In two previous entries I have lamented the fact that the sculptures found by the archaeologists Spyropouloi in the Eva-Loukou villa of Herodes Atticus have been left to languish in the humid apotheke of the Astros museum. I have just come across the dissertation of Georg Spyropoulos from which I learn that the best sculpture was found in time for this dissertation to be published in 2000. The dissertation covers three pieces of sculpture and an accompanying mosaic: this lovely dancer whom I have mentioned before ("A Missing Acropolis Marble"), a young man, and two representations of Achilles and Penthesilea.

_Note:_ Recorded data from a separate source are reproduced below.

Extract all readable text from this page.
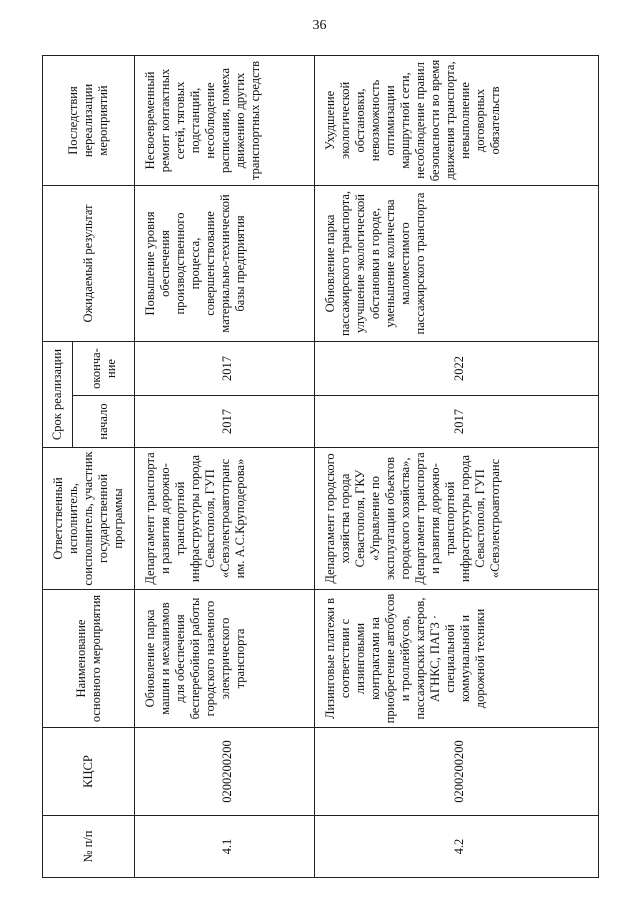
36
№ п/п	КЦСР	Наименование основного мероприятия	Ответственный исполнитель, соисполнитель, участник государственной программы	Срок реализации		Ожидаемый результат	Последствия нереализации мероприятий
				начало	оконча-ние		
4.1	0200200200	Обновление парка машин и механизмов для обеспечения бесперебойной работы городского наземного электрического транспорта	Департамент транспорта и развития дорожно-транспортной инфраструктуры города Севастополя, ГУП «Севэлектроавтотранс им. А.С.Круподерова»	2017	2017	Повышение уровня обеспечения производственного процесса, совершенствование материально-технической базы предприятия	Несвоевременный ремонт контактных сетей, тяговых подстанций, несоблюдение расписания, помеха движению других транспортных средств
4.2	0200200200	Лизинговые платежи в соответствии с лизинговыми контрактами на приобретение автобусов и троллейбусов, пассажирских катеров, АГНКС, ПАГЗ · специальной коммунальной и дорожной техники	Департамент городского хозяйства города Севастополя, ГКУ «Управление по эксплуатации объектов городского хозяйства», Департамент транспорта и развития дорожно-транспортной инфраструктуры города Севастополя, ГУП «Севэлектроавтотранс	2017	2022	Обновление парка пассажирского транспорта, улучшение экологической обстановки в городе, уменьшение количества маломестимого пассажирского транспорта	Ухудшение экологической обстановки, невозможность оптимизации маршрутной сети, несоблюдение правил безопасности во время движения транспорта, невыполнение договорных обязательств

I cannot absolutely say that the young man and Achilles are concealed in the apotheke -- as is the Marathon Stone -- it was too badly lit and we were too crowded together for too short a time to see even a quarter of the archaeological loot stashed in there, but the dancer is. The Astros museum has been closed for years, ostensibly because of earthquake damage, but there is no assurance any of these pieces would be exhibited there if it were open. These lovely sculptures are part of the Greek heritage, their excavation was paid for by Greek taxes, and yet Greeks -- unless they know the right people or have the right prestige -- are denied the privilege we thirty-five Americans had ever so briefly. (We might have had twenty, instead of ten, minutes, but disgruntled museum employees insisted on leaving precisely at 5 PM.)
Herodes Atticus looted the dancer from the Acropolis: why does the Acropolis Museum not reclaim her? Why excavate only to hoard? Should archaeology be about providing pretty pictures for archaeologists' books?
The images here are taken from Georg Spyropoulos' dissertation, Drei Meisterwerke der Griechischen Plastik aus der Villa des Herodes Atticus zu Eva-Loukou.